Lessons in Personal Contact

For the past two and a half years, since my forceful reintroduction to being social with real people, in real life, I've put forth considerable effort to change certain things about myself to help ease the pain of this reintroduction. One thing I've worked hard on is personal contact. By personal contact I mean: hugging, shaking hands, and to a lesser extent eye contact.

In my younger days these things all came naturally. I knew when I was supposed to hug someone and when I was supposed to shake someone's hand. According to archaeologists using advanced carbon dating, that knowledge was lost to me sometime between 1992 and 1993 and has since not been rediscovered, but that doesn't stop me from trying.

Over the past year I've come up with ways to compensate for these deficiencies. When meeting someone, male or female I always try to shake their hand. When saying goodbye I try to shake their hand and if I'm feeling the hug vibe then I usually make a joke out of it by saying something like, "We've known each other for too long for a handshake" as I pull them in for the hug. It's cheesy, but it works.

During Christmas break Ruth and Rachel invited me out to have Chick-fil-A with them on their lunch break. I had the week off, so the offer of delicious delicious chicken and time with the twins was a bit of a no brainer. Jay met us there, and Ruth and Rachel ended up bringing a friend from work named Erica.

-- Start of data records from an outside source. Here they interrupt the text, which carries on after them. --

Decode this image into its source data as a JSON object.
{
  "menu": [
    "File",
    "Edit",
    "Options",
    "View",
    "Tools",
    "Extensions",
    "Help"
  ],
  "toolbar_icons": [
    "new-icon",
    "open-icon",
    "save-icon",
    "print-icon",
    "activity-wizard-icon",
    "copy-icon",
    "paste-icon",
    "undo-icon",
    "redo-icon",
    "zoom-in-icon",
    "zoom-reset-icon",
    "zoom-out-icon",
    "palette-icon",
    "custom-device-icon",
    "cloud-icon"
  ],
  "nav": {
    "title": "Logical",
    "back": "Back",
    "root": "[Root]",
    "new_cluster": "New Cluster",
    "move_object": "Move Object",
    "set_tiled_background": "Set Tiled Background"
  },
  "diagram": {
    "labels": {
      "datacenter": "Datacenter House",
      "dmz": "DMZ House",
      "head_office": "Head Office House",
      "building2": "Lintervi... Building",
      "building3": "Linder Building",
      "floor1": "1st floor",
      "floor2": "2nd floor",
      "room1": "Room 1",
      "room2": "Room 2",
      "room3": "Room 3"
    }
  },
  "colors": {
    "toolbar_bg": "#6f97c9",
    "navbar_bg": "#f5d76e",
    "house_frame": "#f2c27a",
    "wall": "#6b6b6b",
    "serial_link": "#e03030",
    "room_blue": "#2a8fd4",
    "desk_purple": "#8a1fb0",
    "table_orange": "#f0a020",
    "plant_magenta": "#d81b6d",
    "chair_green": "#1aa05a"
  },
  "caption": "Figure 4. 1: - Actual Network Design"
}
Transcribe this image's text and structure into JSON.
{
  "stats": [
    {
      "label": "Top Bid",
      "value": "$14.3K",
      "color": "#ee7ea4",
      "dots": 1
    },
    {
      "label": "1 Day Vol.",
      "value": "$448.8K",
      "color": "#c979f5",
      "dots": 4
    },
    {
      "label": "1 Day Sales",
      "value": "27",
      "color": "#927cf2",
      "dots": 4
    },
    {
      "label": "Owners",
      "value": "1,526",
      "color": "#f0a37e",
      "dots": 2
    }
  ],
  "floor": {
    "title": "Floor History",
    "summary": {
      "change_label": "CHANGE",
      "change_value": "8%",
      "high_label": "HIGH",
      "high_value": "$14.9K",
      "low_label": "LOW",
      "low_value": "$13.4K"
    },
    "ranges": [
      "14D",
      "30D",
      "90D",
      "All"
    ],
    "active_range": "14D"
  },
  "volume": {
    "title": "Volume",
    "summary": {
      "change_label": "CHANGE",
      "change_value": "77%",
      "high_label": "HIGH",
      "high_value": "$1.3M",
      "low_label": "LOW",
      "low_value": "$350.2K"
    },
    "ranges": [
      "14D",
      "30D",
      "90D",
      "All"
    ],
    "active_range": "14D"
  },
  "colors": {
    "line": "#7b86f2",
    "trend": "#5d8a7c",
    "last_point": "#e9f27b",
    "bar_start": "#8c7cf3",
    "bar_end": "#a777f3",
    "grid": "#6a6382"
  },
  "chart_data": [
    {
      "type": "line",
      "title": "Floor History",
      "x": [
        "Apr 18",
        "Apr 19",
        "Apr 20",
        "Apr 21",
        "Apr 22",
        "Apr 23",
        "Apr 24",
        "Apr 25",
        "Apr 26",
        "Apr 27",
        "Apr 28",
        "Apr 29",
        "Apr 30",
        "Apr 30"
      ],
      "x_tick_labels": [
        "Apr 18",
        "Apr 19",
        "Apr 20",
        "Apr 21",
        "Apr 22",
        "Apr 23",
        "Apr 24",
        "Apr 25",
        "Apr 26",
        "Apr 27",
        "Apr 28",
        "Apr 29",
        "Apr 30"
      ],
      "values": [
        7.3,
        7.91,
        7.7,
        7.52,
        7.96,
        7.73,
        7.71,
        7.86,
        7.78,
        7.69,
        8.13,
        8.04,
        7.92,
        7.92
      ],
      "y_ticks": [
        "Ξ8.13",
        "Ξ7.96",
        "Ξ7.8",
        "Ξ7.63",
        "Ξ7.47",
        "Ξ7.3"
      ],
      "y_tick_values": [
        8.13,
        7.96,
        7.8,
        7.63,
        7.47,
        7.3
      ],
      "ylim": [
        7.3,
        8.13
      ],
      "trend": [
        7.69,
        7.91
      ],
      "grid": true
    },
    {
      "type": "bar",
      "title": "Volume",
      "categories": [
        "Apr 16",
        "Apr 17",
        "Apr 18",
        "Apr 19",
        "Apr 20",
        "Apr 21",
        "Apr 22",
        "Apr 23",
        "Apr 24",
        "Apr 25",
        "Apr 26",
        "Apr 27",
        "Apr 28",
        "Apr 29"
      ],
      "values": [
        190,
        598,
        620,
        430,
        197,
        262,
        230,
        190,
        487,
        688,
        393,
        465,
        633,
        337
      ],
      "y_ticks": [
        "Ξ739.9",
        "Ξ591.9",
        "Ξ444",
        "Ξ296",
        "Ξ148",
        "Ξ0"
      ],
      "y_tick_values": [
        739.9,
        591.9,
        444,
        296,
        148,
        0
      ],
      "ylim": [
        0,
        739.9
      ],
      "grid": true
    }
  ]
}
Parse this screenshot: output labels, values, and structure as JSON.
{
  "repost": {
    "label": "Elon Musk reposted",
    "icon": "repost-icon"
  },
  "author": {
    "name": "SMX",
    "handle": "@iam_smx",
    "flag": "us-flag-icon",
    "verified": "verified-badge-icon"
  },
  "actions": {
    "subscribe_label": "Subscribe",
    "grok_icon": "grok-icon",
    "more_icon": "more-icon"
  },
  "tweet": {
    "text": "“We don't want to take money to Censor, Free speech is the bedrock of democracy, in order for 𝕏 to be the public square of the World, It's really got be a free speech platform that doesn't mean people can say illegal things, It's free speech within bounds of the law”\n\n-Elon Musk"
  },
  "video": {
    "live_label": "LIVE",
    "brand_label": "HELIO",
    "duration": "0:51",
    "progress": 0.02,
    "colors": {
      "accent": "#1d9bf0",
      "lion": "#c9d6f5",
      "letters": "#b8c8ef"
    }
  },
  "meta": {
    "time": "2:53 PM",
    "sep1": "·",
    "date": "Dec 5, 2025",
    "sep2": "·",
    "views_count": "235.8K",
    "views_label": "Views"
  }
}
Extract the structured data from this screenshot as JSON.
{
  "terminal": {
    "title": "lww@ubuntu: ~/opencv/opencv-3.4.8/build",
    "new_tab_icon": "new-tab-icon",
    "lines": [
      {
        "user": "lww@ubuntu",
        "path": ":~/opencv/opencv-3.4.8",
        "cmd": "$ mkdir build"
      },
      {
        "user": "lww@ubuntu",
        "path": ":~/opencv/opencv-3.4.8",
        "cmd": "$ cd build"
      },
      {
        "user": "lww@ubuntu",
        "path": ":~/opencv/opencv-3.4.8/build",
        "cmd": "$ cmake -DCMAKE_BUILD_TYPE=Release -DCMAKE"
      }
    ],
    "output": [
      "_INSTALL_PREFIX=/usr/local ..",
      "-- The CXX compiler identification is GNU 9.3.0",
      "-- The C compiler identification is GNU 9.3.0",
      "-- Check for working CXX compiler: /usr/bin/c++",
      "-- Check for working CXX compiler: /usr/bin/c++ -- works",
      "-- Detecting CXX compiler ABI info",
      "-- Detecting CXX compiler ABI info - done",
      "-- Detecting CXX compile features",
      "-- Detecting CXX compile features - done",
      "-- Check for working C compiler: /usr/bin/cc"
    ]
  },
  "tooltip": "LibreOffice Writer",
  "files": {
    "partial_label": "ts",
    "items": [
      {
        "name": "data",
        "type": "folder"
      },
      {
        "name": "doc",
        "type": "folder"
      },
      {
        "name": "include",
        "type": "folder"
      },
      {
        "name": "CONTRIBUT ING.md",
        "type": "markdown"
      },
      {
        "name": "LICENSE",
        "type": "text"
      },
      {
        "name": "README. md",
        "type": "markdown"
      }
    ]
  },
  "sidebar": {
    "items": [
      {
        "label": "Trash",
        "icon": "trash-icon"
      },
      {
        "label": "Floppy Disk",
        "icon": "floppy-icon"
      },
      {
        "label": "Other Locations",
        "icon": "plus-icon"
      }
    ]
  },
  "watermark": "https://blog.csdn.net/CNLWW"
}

I sat on the edge of the table with Erica across and Ruth next to me. Erica seemed nice, although she didn't really say much. She was not really eating as she was getting married soon and wanted to shed some weight for the wedding dress or some other such female nonsense. In the midst of wedding talk and work gossip that I didn't understand I focused my attention on the joy that is the Chick-fil-A 12 pack of chicken nuggets.

As the meal reached what I thought to be the end I thought it appropriate to tell Erica it had been nice to meet her and did so. As I did, she reached her hand from under the table to sort of wave and return the gesture. Unfortunately for me, and everyone present, that little part of my brain that makes me think its time to shake hands saw her hand come from under the table, and like an attention starved dog that has been locked up in a house all day, that little part of my brain jumped.

I instinctively went to shake her hand, for a moment forgetting that she was across the table, and that I had to reach across Ruth to do so. I was getting up to leave as I started this motion but, as if to highlight the sheer awkwardness of the situation, nobody else got up. Just to put the final nail in my embarassment coffin Jay chimed in with, "Wow, that was incredibly awkward"

Yes Jay, that was incredibly awkward.

3 comments:

  1. I was going to wake you up to say Happy Birthday, but that seems to violate the 8th amendment, so I'll just do it electronically right now...and call later...
    Happy --th Jesse!!

    Best Wishes in this time of crisis,
    Rose

    ReplyDelete
  2. I calls it likes i see it. Good times.